Komitmen tersebut mengemuka dalam pertemuan strategis antara Wakil Menteri Perdagangan RI, Dyah Roro Esti Widya Putri, dengan Wakil Menteri Perekonomian dan Energi Jerman, Stefan Rouenhoff, di Berlin. Pertemuan ini merupakan tindak lanjut dari dorongan politis yang muncul setelah pertemuan Presiden Prabowo Subianto dengan Presiden Komisi Eropa pada 13 Juli 2025 di Brussel.
“Indonesia dan Jerman telah menjalin hubungan bilateral yang baik, termasuk dalam sektor perdagangan. Kami menyambut baik dukungan Jerman dalam finalisasi I-EU CEPA yang diharapkan dapat meningkatkan hubungan dagang yang saling menguntungkan,” kata Roro dalam keterangannya, Kamis (18/9).
Menurut Roro, implementasi I-EU CEPA nantinya memerlukan pendekatan kolaboratif agar manfaatnya optimal. Fokus utamanya adalah peningkatan akses pasar barang dan jasa, kelancaran arus investasi, serta penguatan kerja sama di sektor pertanian, kehutanan, dan perikanan yang berkelanjutan.
Dari sisi Jerman, Stefan Rouenhoff menegaskan komitmen negaranya dalam memperkuat kerja sama ekonomi dengan Indonesia sebagai mitra penting di Asia Tenggara. Ia bahkan berencana melakukan kunjungan ke Indonesia tahun depan, sebuah momentum yang akan menjadi lebih signifikan jika perjanjian I-EU CEPA telah ditandatangani.
Jerman melihat adanya potensi besar yang dapat digarap bersama, terutama untuk mengatasi tantangan demografis yang mereka hadapi.
“Kami melihat potensi besar di sektor jasa, khususnya karena Jerman menghadapi aging population dan membutuhkan tenaga kerja di sektor hospitality, konstruksi, teknologi informasi, dan kesehatan,” kata Stefan.
Salah satu agenda penting yang dibahas adalah defisit perdagangan yang dialami Indonesia terhadap Jerman sepanjang periode 2020–2024. Defisit ini sebagian besar disebabkan oleh impor produk teknologi canggih seperti mesin industri, kendaraan, dan peralatan medis.
Untuk mengatasi tantangan ini, Indonesia menawarkan solusi konkret berupa kerja sama manufaktur canggih. Opsi yang diajukan meliputi produksi bersama, program pelatihan teknis, hingga perakitan lokal untuk produk-produk Jerman di Indonesia.
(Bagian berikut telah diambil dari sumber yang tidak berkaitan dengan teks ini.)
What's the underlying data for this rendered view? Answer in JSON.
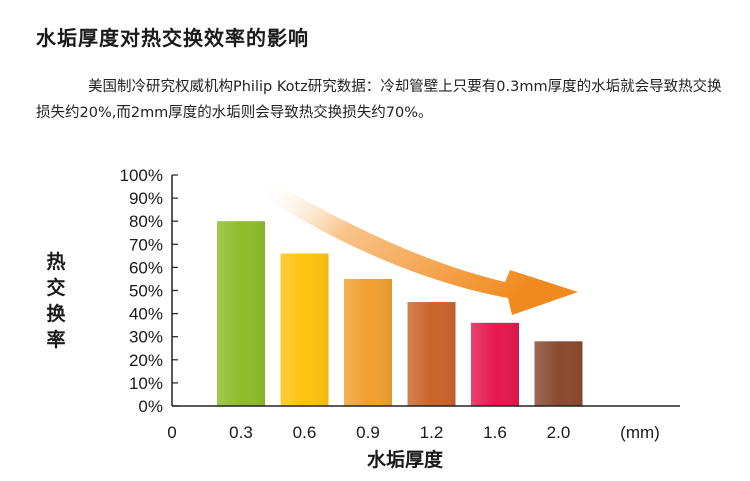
{
  "header": {
    "title": "水垢厚度对热交换效率的影响",
    "description": "美国制冷研究权威机构Philip Kotz研究数据：冷却管壁上只要有0.3mm厚度的水垢就会导致热交换损失约20%,而2mm厚度的水垢则会导致热交换损失约70%。"
  },
  "chart_data": {
    "type": "bar",
    "xlabel": "水垢厚度",
    "ylabel": "热交换率",
    "x_unit": "(mm)",
    "x_origin_label": "0",
    "categories": [
      "0.3",
      "0.6",
      "0.9",
      "1.2",
      "1.6",
      "2.0"
    ],
    "values": [
      80,
      66,
      55,
      45,
      36,
      28
    ],
    "yticks": [
      "100%",
      "90%",
      "80%",
      "70%",
      "60%",
      "50%",
      "40%",
      "30%",
      "20%",
      "10%",
      "0%"
    ],
    "ylim": [
      0,
      100
    ],
    "bar_colors": [
      "#8cbd2c",
      "#ffc20e",
      "#f0a030",
      "#c9652a",
      "#e5194f",
      "#8a4a30"
    ],
    "trend_arrow_color": "#f3952a",
    "grid": false
  }
}
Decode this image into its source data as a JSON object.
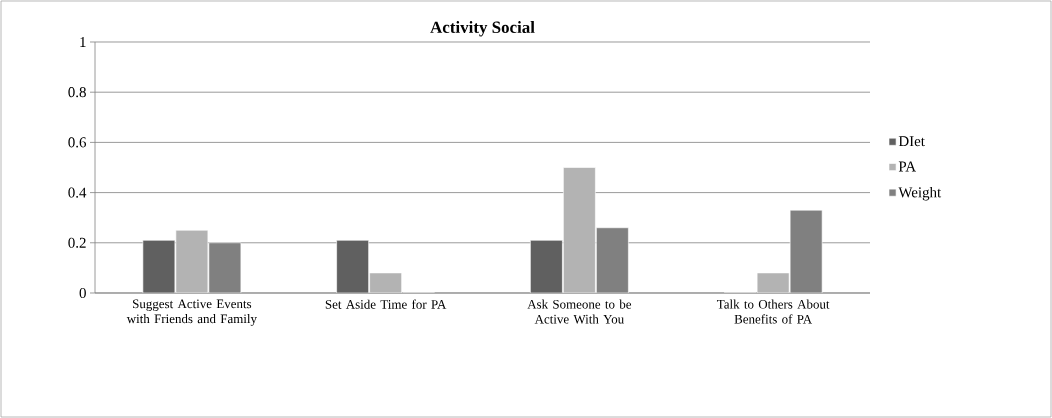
{
  "chart_data": {
    "type": "bar",
    "title": "Activity Social",
    "categories": [
      "Suggest Active Events with Friends and Family",
      "Set Aside Time for PA",
      "Ask Someone to be Active With You",
      "Talk to Others About Benefits of PA"
    ],
    "series": [
      {
        "name": "DIet",
        "color": "#606060",
        "values": [
          0.21,
          0.21,
          0.21,
          0
        ]
      },
      {
        "name": "PA",
        "color": "#b3b3b3",
        "values": [
          0.25,
          0.08,
          0.5,
          0.08
        ]
      },
      {
        "name": "Weight",
        "color": "#808080",
        "values": [
          0.2,
          0,
          0.26,
          0.33
        ]
      }
    ],
    "ylim": [
      0,
      1
    ],
    "yticks": [
      0,
      0.2,
      0.4,
      0.6,
      0.8,
      1
    ],
    "grid": "y",
    "legend": "right"
  }
}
“Kolaborasi dalam otomatisasi, mesin presisi tinggi, dan peralatan medis diharapkan mampu menekan defisit sekaligus mendorong industrialisasi berkelanjutan di Indonesia,” kata Roro.
Selain perdagangan, pertemuan ini juga membahas dukungan Jerman terhadap proses aksesi Indonesia menjadi anggota Organisation for Economic Co-operation and Development (OECD). Indonesia menargetkan proses ini dapat rampung pada 2027.
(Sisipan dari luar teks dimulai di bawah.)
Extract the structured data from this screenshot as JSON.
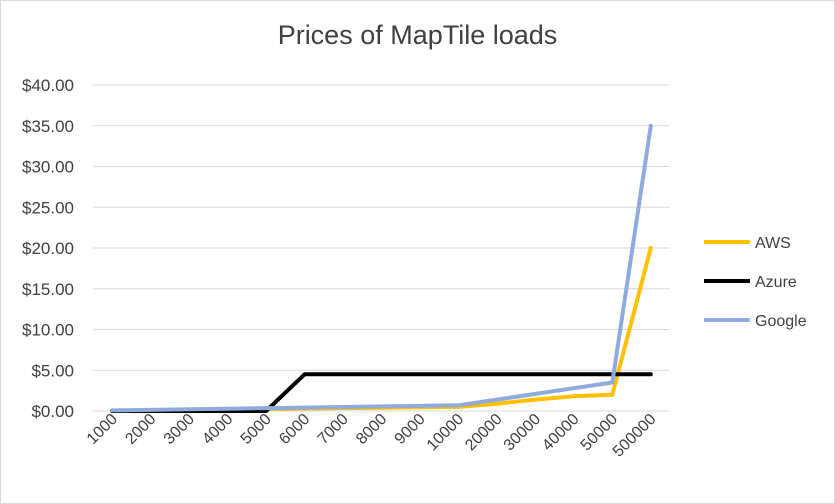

Roro menjelaskan bahwa Indonesia telah menyerahkan Initial Memorandum (IM), termasuk 12 IM di bawah Komite Perdagangan, pada pertemuan Dewan Menteri OECD di Paris, Juni 2025. Tahap selanjutnya adalah tinjauan teknis yang akan dimulai pada awal 2026.
“Kami sangat mengharapkan dukungan Jerman, termasuk bantuan teknis dan bimbingan ahli sepanjang proses aksesi,” ujarnya.
Dialog ekonomi kedua negara juga akan terus diperkuat melalui forum Joint Economic and Investment Committee (JEIC). Inisiatif yang digagas mencakup pelatihan komprehensif, program magang, hingga beasiswa untuk memperkuat konektivitas antarmasyarakat.
Pertemuan ini turut dihadiri oleh Kuasa Usaha Ad Interim KBRI Berlin, Fajar Wirawan Harijo, serta Direktur Pengembangan Ekspor Jasa dan Produk Kreatif Kemendag, Ari Satria.